Let me start by saying that letting events go isn’t easy for me. I started my career over a decade ago as a calendar editor. My roots are in connecting the local community to cool and interesting things happening around town.
When I started here at Voice of San Diego last year, I wrote a few Culture Reports and pretty quickly got a handful of requests to include weekly events. I obliged because, well, event roundups are in my blood.

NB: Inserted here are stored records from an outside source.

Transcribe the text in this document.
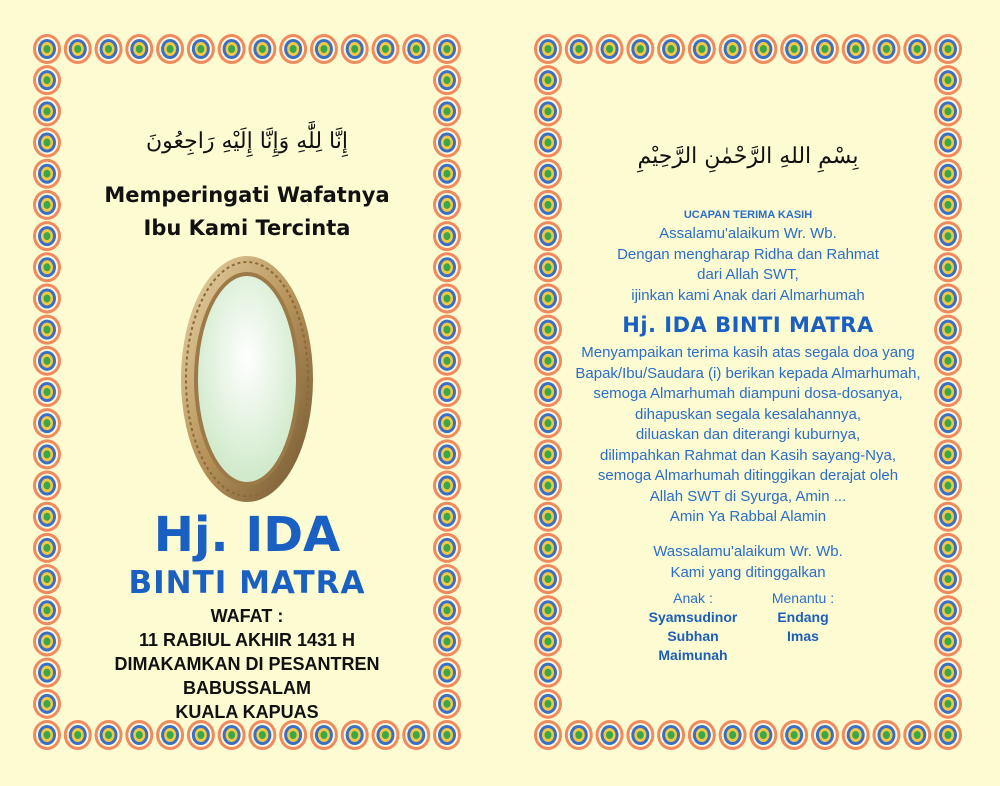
إِنَّا لِلَّٰهِ وَإِنَّا إِلَيْهِ رَاجِعُونَ
Memperingati Wafatnya
Ibu Kami Tercinta
Hj. IDA
BINTI MATRA
WAFAT :
11 RABIUL AKHIR 1431 H
DIMAKAMKAN DI PESANTREN
BABUSSALAM
KUALA KAPUAS
بِسْمِ اللهِ الرَّحْمٰنِ الرَّحِيْمِ
UCAPAN TERIMA KASIH
Assalamu'alaikum Wr. Wb.
Dengan mengharap Ridha dan Rahmat
dari Allah SWT,
ijinkan kami Anak dari Almarhumah
Hj. IDA BINTI MATRA
Menyampaikan terima kasih atas segala doa yang
Bapak/Ibu/Saudara (i) berikan kepada Almarhumah,
semoga Almarhumah diampuni dosa-dosanya,
dihapuskan segala kesalahannya,
diluaskan dan diterangi kuburnya,
dilimpahkan Rahmat dan Kasih sayang-Nya,
semoga Almarhumah ditinggikan derajat oleh
Allah SWT di Syurga, Amin ...
Amin Ya Rabbal Alamin
Wassalamu'alaikum Wr. Wb.
Kami yang ditinggalkan
Anak :
Syamsudinor
Subhan
Maimunah
Menantu :
Endang
Imas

I stay up until midnight Monday nights putting that weekly list together. It takes a lot of work. I don’t mind doing that because the people putting on the events work hard to do their thing, and it’s a lifelong goal of mine to prove that San Diego isn’t as culturally void as so many people think.
But here’s the thing: I’m in the middle of creating a brand-new podcast for Voice of San Diego and that’s taking a lot of my time. Plus, VOSD’s approach to news has always been less focused on daily events and more on understanding and uncovering big issues. I want to be a part of that with the arts stories I write, and that takes time and effort. I hope ya’ll understand.